Google was busted — by its employees — for developing a censored search engine for China’s Communist government. And while the company won’t work with America’s defense department, it has no problem working with the Chinese military.

In a particularly damning discovery last year, it was revealed that Google, Apple, and Amazon have been facilitating the sale of apps the Chinese government uses to suppress and imprison the country’s Muslim population. Tech companies have also been accused of using the forced labor of persecuted minorities to build their devices. As one tech analyst put it bluntly to the Senate Judiciary Committee last year, “China imprisons and tortures and kills religious minorities and political dissidents, and it’s using compliant companies to do this at scale.”

As China increasingly cracks down on demands to access the data of companies doing business within their borders, the risk for American tech companies doing business in China grows. How these companies intend to secure the privacy of their users, technology, and values is up for debate.

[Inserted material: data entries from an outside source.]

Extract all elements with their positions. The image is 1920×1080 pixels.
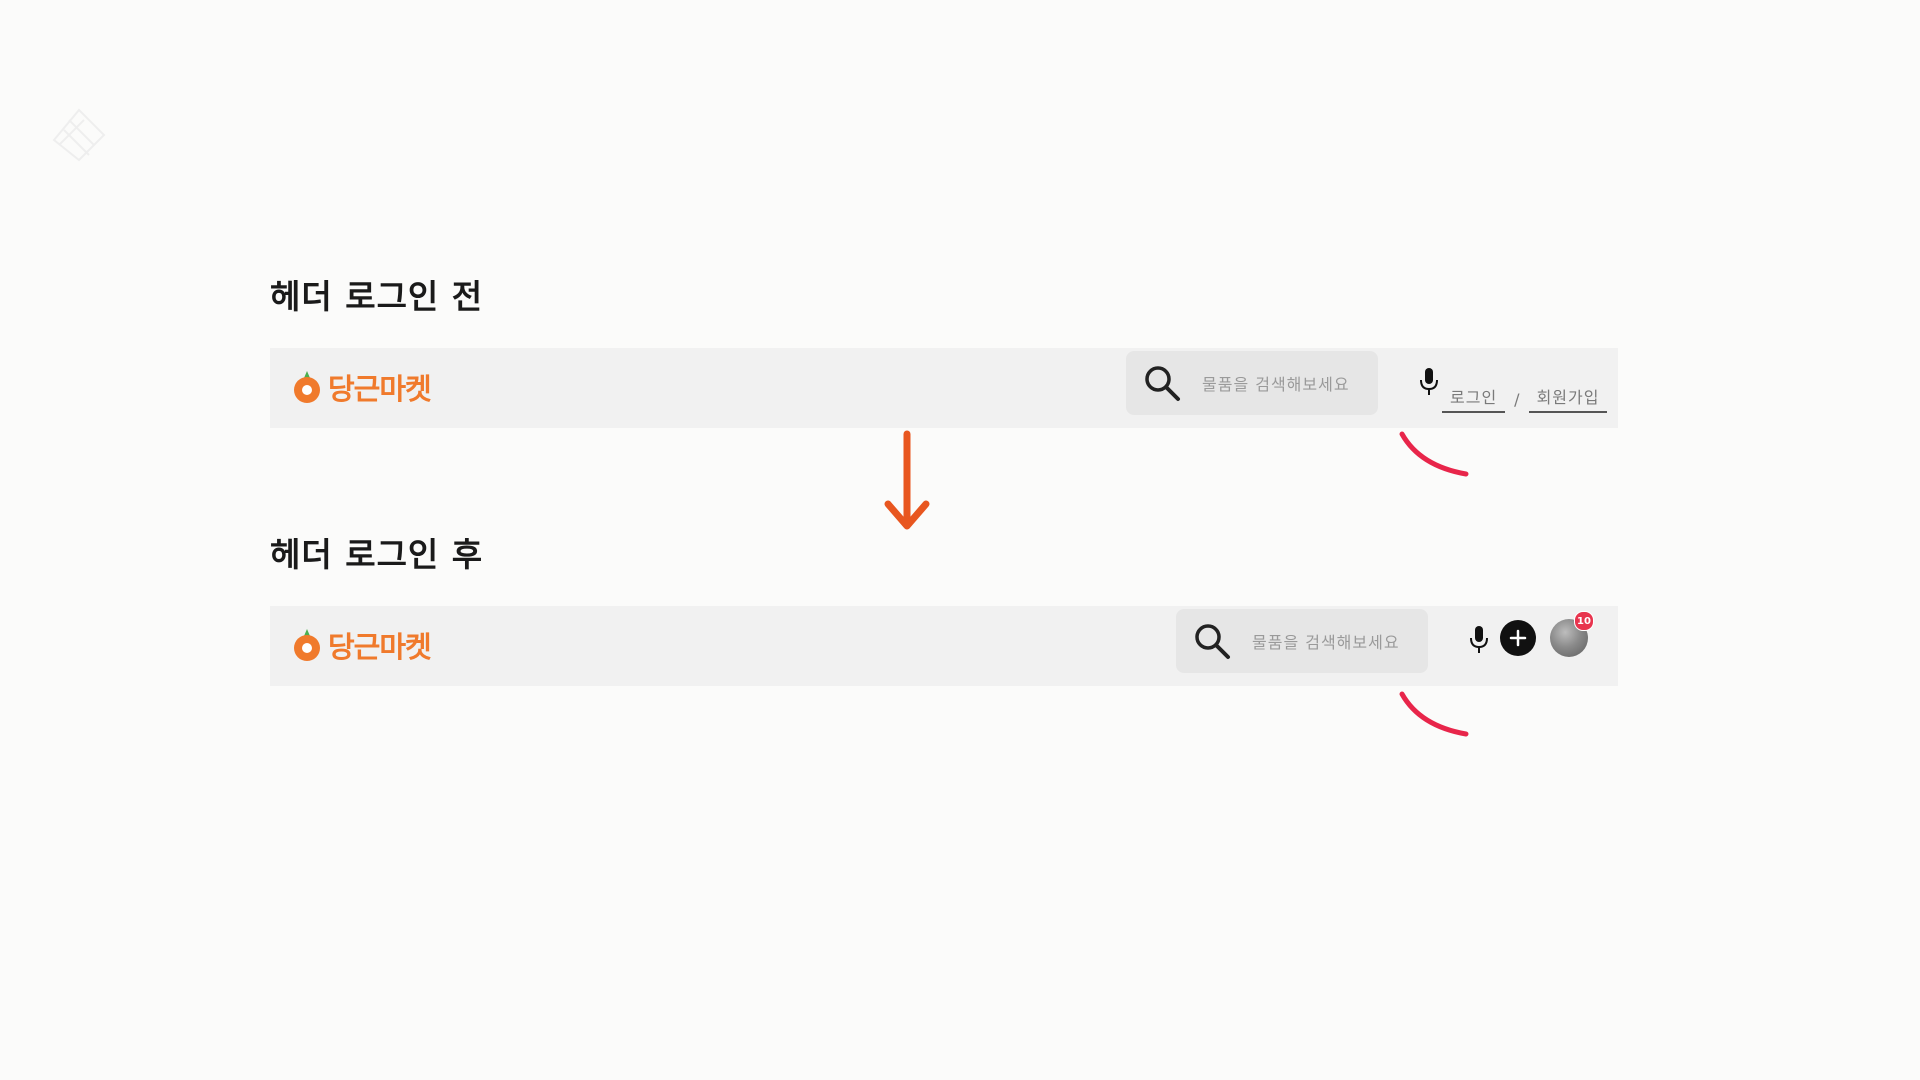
auth-separator: / xyxy=(1514,390,1520,409)
logo[interactable]: 당근마켓 xyxy=(290,620,432,670)
highlight-curve xyxy=(1399,431,1469,477)
microphone-icon[interactable] xyxy=(1416,366,1442,398)
search-placeholder: 물품을 검색해보세요 xyxy=(1202,375,1350,394)
search-input[interactable]: 물품을 검색해보세요 xyxy=(1126,351,1378,415)
carrot-icon xyxy=(294,629,320,661)
down-arrow-icon xyxy=(884,430,930,530)
section-title-before-login: 헤더 로그인 전 xyxy=(270,277,484,316)
add-item-button[interactable] xyxy=(1500,620,1536,656)
header-after-login: 당근마켓 물품을 검색해보세요 10 xyxy=(270,606,1618,686)
login-link[interactable]: 로그인 xyxy=(1442,384,1506,413)
microphone-icon[interactable] xyxy=(1466,624,1492,656)
carrot-icon xyxy=(294,371,320,403)
section-title-after-login: 헤더 로그인 후 xyxy=(270,535,484,574)
search-input[interactable]: 물품을 검색해보세요 xyxy=(1176,609,1428,673)
logo[interactable]: 당근마켓 xyxy=(290,362,432,412)
logo-text: 당근마켓 xyxy=(328,630,432,664)
notification-badge: 10 xyxy=(1574,611,1594,631)
search-icon xyxy=(1195,624,1230,659)
plus-icon xyxy=(1509,629,1527,647)
auth-links: 로그인 / 회원가입 xyxy=(1442,384,1608,413)
search-placeholder: 물품을 검색해보세요 xyxy=(1252,633,1400,652)
logo-text: 당근마켓 xyxy=(328,372,432,406)
search-icon xyxy=(1145,366,1180,401)
corner-decoration xyxy=(52,108,106,162)
header-before-login: 당근마켓 물품을 검색해보세요 로그인 / 회원가입 xyxy=(270,348,1618,428)
signup-link[interactable]: 회원가입 xyxy=(1528,384,1608,413)
highlight-curve xyxy=(1399,691,1469,737)
profile-menu[interactable]: 10 xyxy=(1550,611,1594,659)
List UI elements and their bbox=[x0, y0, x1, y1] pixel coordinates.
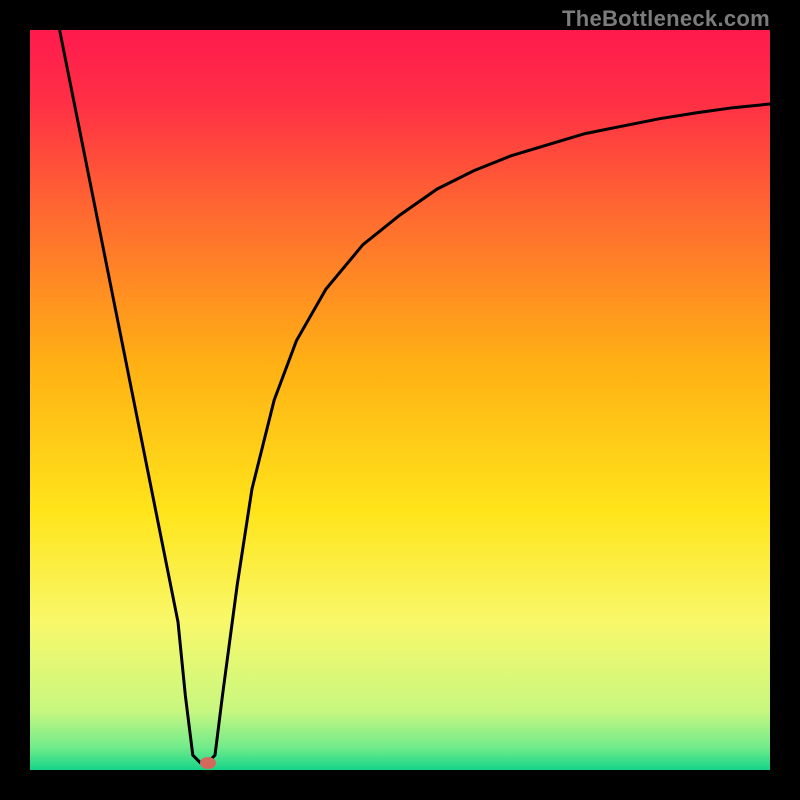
chart-frame bbox=[30, 30, 770, 770]
gradient-background bbox=[30, 30, 770, 770]
watermark-text: TheBottleneck.com bbox=[562, 6, 770, 32]
bottleneck-plot bbox=[30, 30, 770, 770]
optimal-point-marker bbox=[200, 757, 216, 769]
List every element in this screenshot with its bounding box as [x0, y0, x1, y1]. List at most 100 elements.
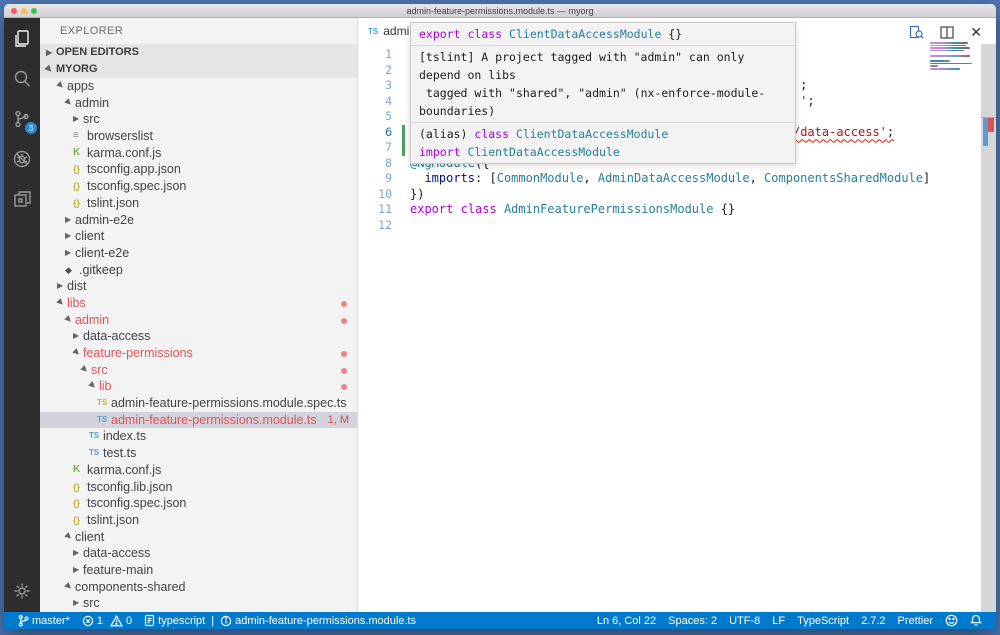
source-control-icon[interactable]: 3 — [11, 108, 33, 130]
indentation-item[interactable]: Spaces: 2 — [662, 615, 723, 627]
json-file-icon: {} — [73, 479, 87, 496]
prettier-item[interactable]: Prettier — [892, 615, 939, 627]
tree-item-client[interactable]: ▶client — [40, 228, 357, 245]
git-branch-item[interactable]: master* — [12, 614, 76, 627]
line-number: 1 — [358, 47, 392, 63]
tree-item-label: admin — [75, 312, 109, 329]
language-mode-item[interactable]: TypeScript — [791, 615, 855, 627]
settings-gear-icon[interactable] — [11, 580, 33, 602]
tree-item-apps[interactable]: ▶apps — [40, 78, 357, 95]
tree-item-tslint.json[interactable]: {}tslint.json — [40, 195, 357, 212]
code-line-10[interactable]: 10}) — [358, 187, 996, 203]
line-content: imports: [CommonModule, AdminDataAccessM… — [392, 171, 930, 187]
tree-item-tsconfig.spec.json[interactable]: {}tsconfig.spec.json — [40, 178, 357, 195]
status-bar: master* 1 0 typescript | admin-feature-p… — [4, 612, 996, 629]
tree-item-index.ts[interactable]: TSindex.ts — [40, 428, 357, 445]
tree-item-components-shared[interactable]: ▶components-shared — [40, 579, 357, 596]
tree-item-test.ts[interactable]: TStest.ts — [40, 445, 357, 462]
close-editor-icon[interactable]: ✕ — [970, 24, 982, 41]
problems-item[interactable]: 1 0 — [76, 615, 138, 627]
branch-icon — [18, 614, 29, 627]
tree-item-label: karma.conf.js — [87, 145, 161, 162]
window-controls[interactable] — [11, 8, 37, 14]
close-window-button[interactable] — [11, 8, 17, 14]
tree-item-feature-main[interactable]: ▶feature-main — [40, 562, 357, 579]
workspace-section[interactable]: ▶ MYORG — [40, 61, 357, 78]
tree-item-src[interactable]: ▶src — [40, 362, 357, 379]
open-editors-section[interactable]: ▶ OPEN EDITORS — [40, 44, 357, 61]
code-line-12[interactable]: 12 — [358, 218, 996, 234]
json-file-icon: {} — [73, 512, 87, 529]
tree-item-admin-e2e[interactable]: ▶admin-e2e — [40, 212, 357, 229]
tree-item-label: src — [83, 111, 100, 128]
tree-item-label: karma.conf.js — [87, 462, 161, 479]
tree-item-dist[interactable]: ▶dist — [40, 278, 357, 295]
code-segment — [453, 202, 460, 216]
code-segment — [509, 127, 516, 141]
tree-item-browserslist[interactable]: ≡browserslist — [40, 128, 357, 145]
minimap[interactable] — [930, 42, 974, 73]
explorer-icon[interactable] — [11, 28, 33, 50]
line-number: 3 — [358, 78, 392, 94]
separator: | — [208, 615, 217, 627]
tree-item-data-access[interactable]: ▶data-access — [40, 328, 357, 345]
error-dot-badge — [341, 384, 347, 390]
zoom-window-button[interactable] — [31, 8, 37, 14]
encoding-item[interactable]: UTF-8 — [723, 615, 766, 627]
ts-version-item[interactable]: 2.7.2 — [855, 615, 891, 627]
minimize-window-button[interactable] — [21, 8, 27, 14]
warning-count: 0 — [126, 615, 132, 627]
tree-item-karma.conf.js[interactable]: Kkarma.conf.js — [40, 462, 357, 479]
code-segment: , — [750, 171, 764, 185]
code-segment — [502, 27, 509, 41]
debug-icon[interactable] — [11, 148, 33, 170]
tree-item-admin-feature-permissions.module.ts[interactable]: TSadmin-feature-permissions.module.ts1, … — [40, 412, 357, 429]
code-line-11[interactable]: 11export class AdminFeaturePermissionsMo… — [358, 202, 996, 218]
cursor-position-item[interactable]: Ln 6, Col 22 — [591, 615, 662, 627]
line-content — [392, 63, 410, 79]
typescript-file-icon: TS — [89, 445, 103, 462]
tree-item-tslint.json[interactable]: {}tslint.json — [40, 512, 357, 529]
split-editor-icon[interactable] — [940, 26, 954, 39]
tree-item-label: data-access — [83, 545, 150, 562]
hover-tooltip: export class ClientDataAccessModule {} [… — [410, 22, 796, 164]
tree-item-tsconfig.lib.json[interactable]: {}tsconfig.lib.json — [40, 479, 357, 496]
tree-item-libs[interactable]: ▶libs — [40, 295, 357, 312]
chevron-right-icon: ▶ — [73, 328, 83, 345]
tree-item-admin[interactable]: ▶admin — [40, 312, 357, 329]
tree-item-client-e2e[interactable]: ▶client-e2e — [40, 245, 357, 262]
problems-modified-badge: 1, M — [328, 412, 349, 429]
tree-item-.gitkeep[interactable]: ◆.gitkeep — [40, 262, 357, 279]
tree-item-label: .gitkeep — [79, 262, 123, 279]
tree-item-tsconfig.app.json[interactable]: {}tsconfig.app.json — [40, 161, 357, 178]
overview-ruler[interactable] — [981, 44, 996, 612]
open-changes-icon[interactable] — [909, 25, 924, 40]
git-modified-gutter-bar — [402, 140, 405, 156]
chevron-right-icon: ▶ — [73, 595, 83, 612]
tree-item-feature-permissions[interactable]: ▶feature-permissions — [40, 345, 357, 362]
search-icon[interactable] — [11, 68, 33, 90]
code-segment — [497, 202, 504, 216]
tree-item-client[interactable]: ▶client — [40, 529, 357, 546]
tree-item-data-access[interactable]: ▶data-access — [40, 545, 357, 562]
error-dot-badge — [341, 301, 347, 307]
tree-item-lib[interactable]: ▶lib — [40, 378, 357, 395]
tree-item-label: tsconfig.lib.json — [87, 479, 172, 496]
tree-item-karma.conf.js[interactable]: Kkarma.conf.js — [40, 145, 357, 162]
tree-item-admin-feature-permissions.module.spec.ts[interactable]: TSadmin-feature-permissions.module.spec.… — [40, 395, 357, 412]
tree-item-src[interactable]: ▶src — [40, 111, 357, 128]
tree-item-admin[interactable]: ▶admin — [40, 95, 357, 112]
tree-item-label: index.ts — [103, 428, 146, 445]
extensions-icon[interactable] — [11, 188, 33, 210]
feedback-smiley-icon[interactable] — [939, 614, 964, 627]
code-line-9[interactable]: 9 imports: [CommonModule, AdminDataAcces… — [358, 171, 996, 187]
line-number: 7 — [358, 140, 392, 156]
tree-item-src[interactable]: ▶src — [40, 595, 357, 612]
tslint-status-item[interactable]: typescript | admin-feature-permissions.m… — [138, 614, 422, 627]
eol-item[interactable]: LF — [766, 615, 791, 627]
tree-item-tsconfig.spec.json[interactable]: {}tsconfig.spec.json — [40, 495, 357, 512]
code-segment: AdminDataAccessModule — [598, 171, 750, 185]
line-content: }) — [392, 187, 424, 203]
notifications-bell-icon[interactable] — [964, 614, 988, 627]
line-number: 9 — [358, 171, 392, 187]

Keeping Policy Apace with Big Tech’s Power

The sheer scope of Big Tech’s massive influence and unprecedented power over individuals as well as society is becoming frighteningly clear. Efforts to force this hearing into the frame of “private companies versus the government” or “appropriate or inappropriate uses of antitrust law” are distractions in the face of what lawmakers should be focused on: investigating the intersection of innovation and power, and discerning what is merely commerce versus what is a collective corporate action to change the nature of a democratic society and a free people.

Lawmakers are exactly that: the makers of laws. Their job is to investigate and identify threats to the American way of life as we have determined it and take the necessary steps to protect it. This hearing presents an opportunity for them to gather data points to that end. They shouldn’t waste it.